On the fifteenth of December we went to the Tantra exhibition at the British Museum. The next day the museum was closed, as was the wonderful Italian café on the north-east corner of Russell Square where the three of us had lunch. Engage: disengage. The trip was worthwhile, but to be honest a lot of the exhibition didn’t make a big impact, despite being the first I’d gone to since the March lockdown. The rigmarole of keeping apart from everyone and wearing masks made the usual awkwardness of navigating the busy Reading Room space even more acute.
Perhaps the most memorable thing was the immersive recreation of of an open-roofed yogini temple, complete with sound effects (you can find the video at the end of this page). As well as catching something of the beautiful terror of the yogini/dakini (see also David Chapman’s Buddhism for Vampires), it seemed to point most directly to the communities that innovated and incubated tantra. It was these transgressive practices and ideas which later found such vivid expression in the art and material forms that comprised the rest of the exhibition.
Last year in the middle of the first lockdown I wrote about the process of learning, the difficulty of actually getting started, and the need for communities of practice. I didn’t really express it in that piece, but losing my physical communities of practice, especially for music making, was one of the most difficult parts of last year. The various virtual substitutes offered something, and even had a few advantages, but there was still a great lack. The occasional foray back into live music-making has often been almost surprisingly emotional; it viscerally engages something that is nearly impossible over the internet.

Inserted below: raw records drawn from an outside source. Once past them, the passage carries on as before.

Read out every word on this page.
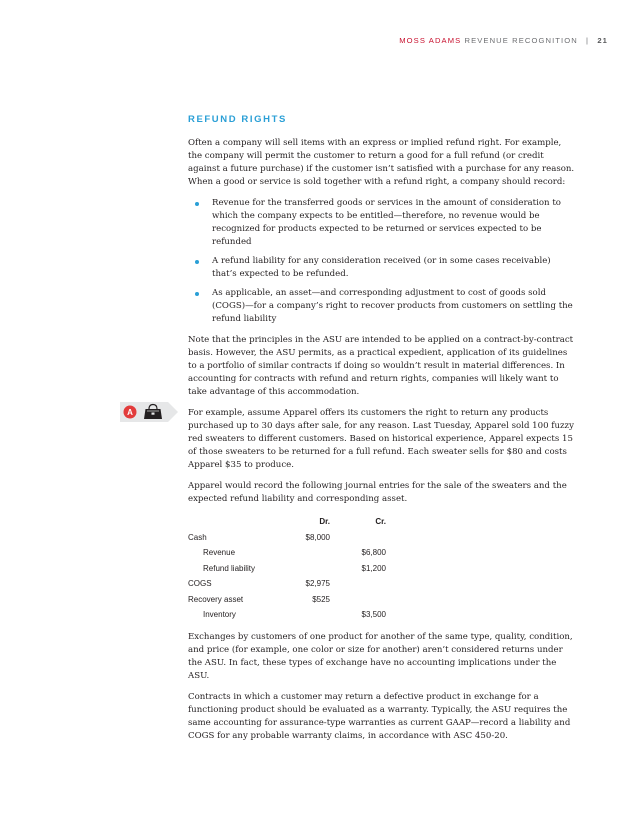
MOSS ADAMS REVENUE RECOGNITION | 21
REFUND RIGHTS

Often a company will sell items with an express or implied refund right. For example, the company will permit the customer to return a good for a full refund (or credit against a future purchase) if the customer isn’t satisfied with a purchase for any reason. When a good or service is sold together with a refund right, a company should record:

Revenue for the transferred goods or services in the amount of consideration to which the company expects to be entitled—therefore, no revenue would be recognized for products expected to be returned or services expected to be refunded
A refund liability for any consideration received (or in some cases receivable) that’s expected to be refunded.
As applicable, an asset—and corresponding adjustment to cost of goods sold (COGS)—for a company’s right to recover products from customers on settling the refund liability

Note that the principles in the ASU are intended to be applied on a contract-by-contract basis. However, the ASU permits, as a practical expedient, application of its guidelines to a portfolio of similar contracts if doing so wouldn’t result in material differences. In accounting for contracts with refund and return rights, companies will likely want to take advantage of this accommodation.

A	For example, assume Apparel offers its customers the right to return any products purchased up to 30 days after sale, for any reason. Last Tuesday, Apparel sold 100 fuzzy red sweaters to different customers. Based on historical experience, Apparel expects 15 of those sweaters to be returned for a full refund. Each sweater sells for $80 and costs Apparel $35 to produce.

Apparel would record the following journal entries for the sale of the sweaters and the expected refund liability and corresponding asset.

	Dr.	Cr.
Cash	$8,000	
Revenue		$6,800
Refund liability		$1,200
COGS	$2,975	
Recovery asset	$525	
Inventory		$3,500

Exchanges by customers of one product for another of the same type, quality, condition, and price (for example, one color or size for another) aren’t considered returns under the ASU. In fact, these types of exchange have no accounting implications under the ASU.

Contracts in which a customer may return a defective product in exchange for a functioning product should be evaluated as a warranty. Typically, the ASU requires the same accounting for assurance-type warranties as current GAAP—record a liability and COGS for any probable warranty claims, in accordance with ASC 450-20.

This engagement is part of what appeals to me about tantra, and something that I’m really looking for in my spiritual practice too. Tantric practice signifies a commitment to engage with the world in all its messiness and complexity, using desire and other such ‘unwholesome’ states as fuel for transformation. Sutric Buddhism on the other hand is grounded in the principle of renunciation, disengaging so as to avoid falling into desire, anger, etc (n.b. this is an over-simplification!).
So much modern discourse around modern life, especially in the spiritual space, seems to encourage us to simplify, reduce our mental load, dive into deep work, Waldenponding or new monasticisms. Maybe to some extent you can try reducing the number of things you need to think about to match your personal bandwidth. But in the long run, aside from us all being dead, it seems to me that it might be more satisfying to see if I can expand my bandwidth instead, and thrive in the partly managed chaos of the everyday.
The Logbook
I really loved this thing on Movement Radio called The Sonic Reader, reading from Simon Reynolds’ Energy Flash while playing contemporary bits of jungle tunes and pirate radio ads.

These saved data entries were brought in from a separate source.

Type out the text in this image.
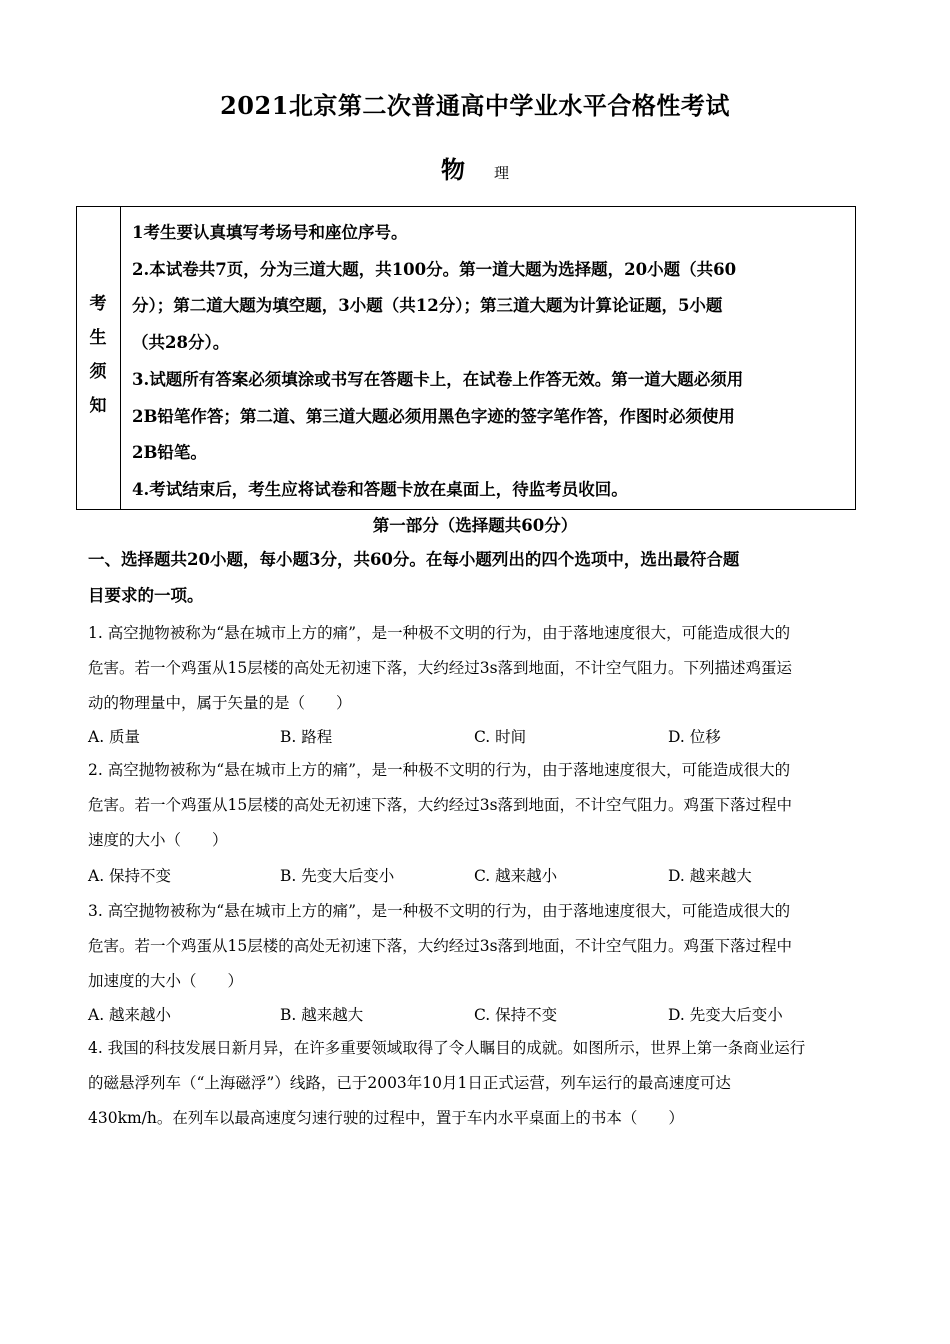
2021北京第二次普通高中学业水平合格性考试
物 理
考
生
须
知

1考生要认真填写考场号和座位序号。

2.本试卷共7页，分为三道大题，共100分。第一道大题为选择题，20小题（共60

分）；第二道大题为填空题，3小题（共12分）；第三道大题为计算论证题，5小题

（共28分）。

3.试题所有答案必须填涂或书写在答题卡上，在试卷上作答无效。第一道大题必须用

2B铅笔作答；第二道、第三道大题必须用黑色字迹的签字笔作答，作图时必须使用

2B铅笔。

4.考试结束后，考生应将试卷和答题卡放在桌面上，待监考员收回。

第一部分（选择题共60分）

一、选择题共20小题，每小题3分，共60分。在每小题列出的四个选项中，选出最符合题

目要求的一项。

1. 高空抛物被称为“悬在城市上方的痛”，是一种极不文明的行为，由于落地速度很大，可能造成很大的

危害。若一个鸡蛋从15层楼的高处无初速下落，大约经过3s落到地面，不计空气阻力。下列描述鸡蛋运

动的物理量中，属于矢量的是（　　）

A. 质量	B. 路程	C. 时间	D. 位移

2. 高空抛物被称为“悬在城市上方的痛”，是一种极不文明的行为，由于落地速度很大，可能造成很大的

危害。若一个鸡蛋从15层楼的高处无初速下落，大约经过3s落到地面，不计空气阻力。鸡蛋下落过程中

速度的大小（　　）

A. 保持不变	B. 先变大后变小	C. 越来越小	D. 越来越大

3. 高空抛物被称为“悬在城市上方的痛”，是一种极不文明的行为，由于落地速度很大，可能造成很大的

危害。若一个鸡蛋从15层楼的高处无初速下落，大约经过3s落到地面，不计空气阻力。鸡蛋下落过程中

加速度的大小（　　）

A. 越来越小	B. 越来越大	C. 保持不变	D. 先变大后变小

4. 我国的科技发展日新月异，在许多重要领域取得了令人瞩目的成就。如图所示，世界上第一条商业运行

的磁悬浮列车（“上海磁浮”）线路，已于2003年10月1日正式运营，列车运行的最高速度可达

430km/h。在列车以最高速度匀速行驶的过程中，置于车内水平桌面上的书本（　　）
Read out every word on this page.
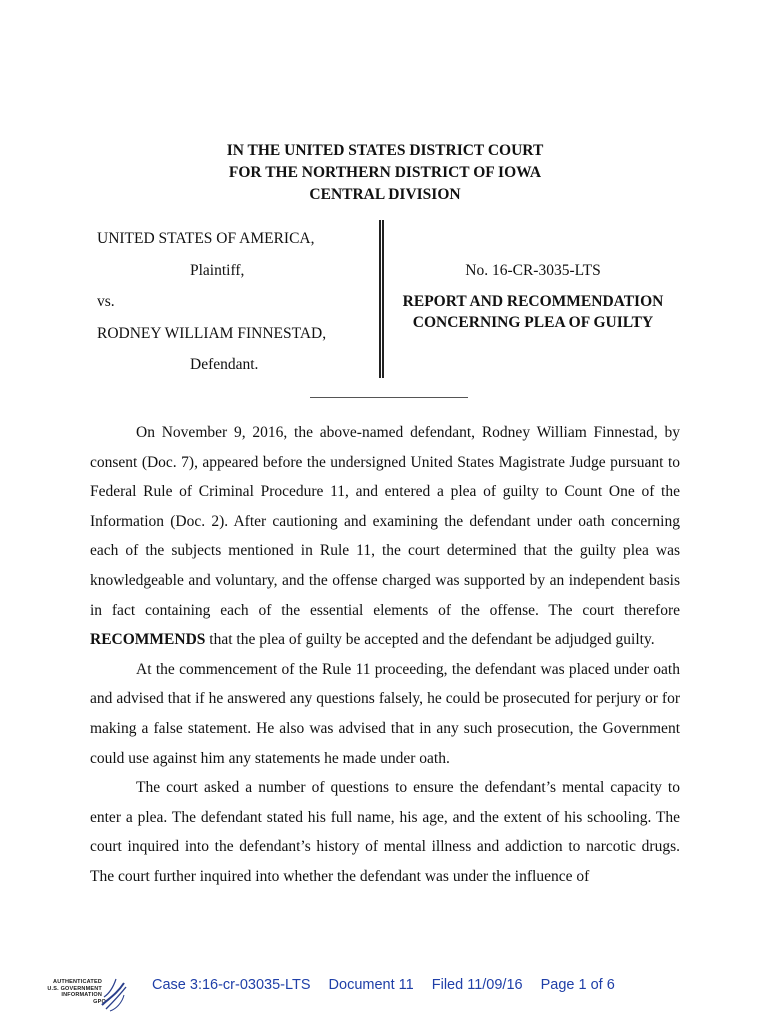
IN THE UNITED STATES DISTRICT COURT
FOR THE NORTHERN DISTRICT OF IOWA
CENTRAL DIVISION
UNITED STATES OF AMERICA,
Plaintiff,
vs.
RODNEY WILLIAM FINNESTAD,
Defendant.
No. 16-CR-3035-LTS
REPORT AND RECOMMENDATION
CONCERNING PLEA OF GUILTY

On November 9, 2016, the above-named defendant, Rodney William Finnestad, by consent (Doc. 7), appeared before the undersigned United States Magistrate Judge pursuant to Federal Rule of Criminal Procedure 11, and entered a plea of guilty to Count One of the Information (Doc. 2). After cautioning and examining the defendant under oath concerning each of the subjects mentioned in Rule 11, the court determined that the guilty plea was knowledgeable and voluntary, and the offense charged was supported by an independent basis in fact containing each of the essential elements of the offense. The court therefore RECOMMENDS that the plea of guilty be accepted and the defendant be adjudged guilty.

At the commencement of the Rule 11 proceeding, the defendant was placed under oath and advised that if he answered any questions falsely, he could be prosecuted for perjury or for making a false statement. He also was advised that in any such prosecution, the Government could use against him any statements he made under oath.

The court asked a number of questions to ensure the defendant’s mental capacity to enter a plea. The defendant stated his full name, his age, and the extent of his schooling. The court inquired into the defendant’s history of mental illness and addiction to narcotic drugs. The court further inquired into whether the defendant was under the influence of

AUTHENTICATED
U.S. GOVERNMENT
INFORMATION
GPO
Case 3:16-cr-03035-LTS Document 11 Filed 11/09/16 Page 1 of 6
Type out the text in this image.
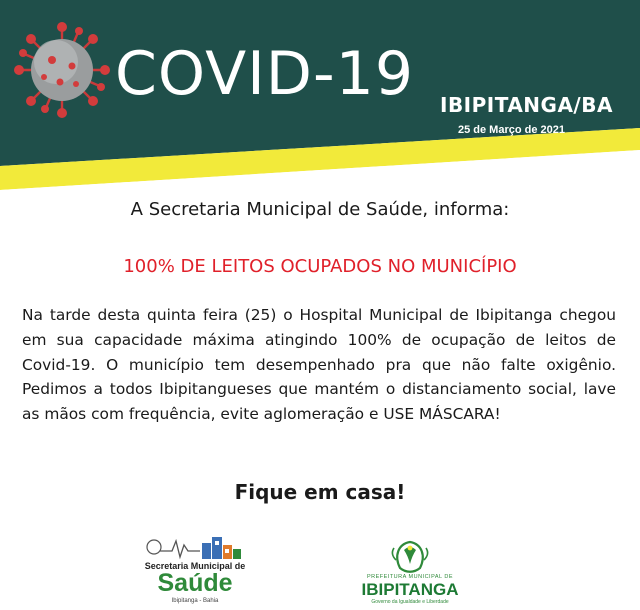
COVID-19 IBIPITANGA/BA
25 de Março de 2021
A Secretaria Municipal de Saúde, informa:
100% DE LEITOS OCUPADOS NO MUNICÍPIO
Na tarde desta quinta feira (25) o Hospital Municipal de Ibipitanga chegou em sua capacidade máxima atingindo 100% de ocupação de leitos de Covid-19. O município tem desempenhado pra que não falte oxigênio. Pedimos a todos Ibipitangueses que mantém o distanciamento social, lave as mãos com frequência, evite aglomeração e USE MÁSCARA!
Fique em casa!
Secretaria Municipal de
Saúde
Ibipitanga - Bahia
PREFEITURA MUNICIPAL DE
IBIPITANGA
Governo da Igualdade e Liberdade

I’ve also been enjoying this bouncy, bright EP by Two Shell, on Livity Sound.
I can thoroughly recommend Lucy Keer’s Speedrun on Sensemaking if you also feel in need of a primer on where the word came from.
For more links I’ve been doing occasional commonplace updates over on Tumblr.
And wasn’t that boat getting stuck fun? “And maybe the boat can stay stuck for just a minute, so I can keep on cherishing a situation that makes sense.”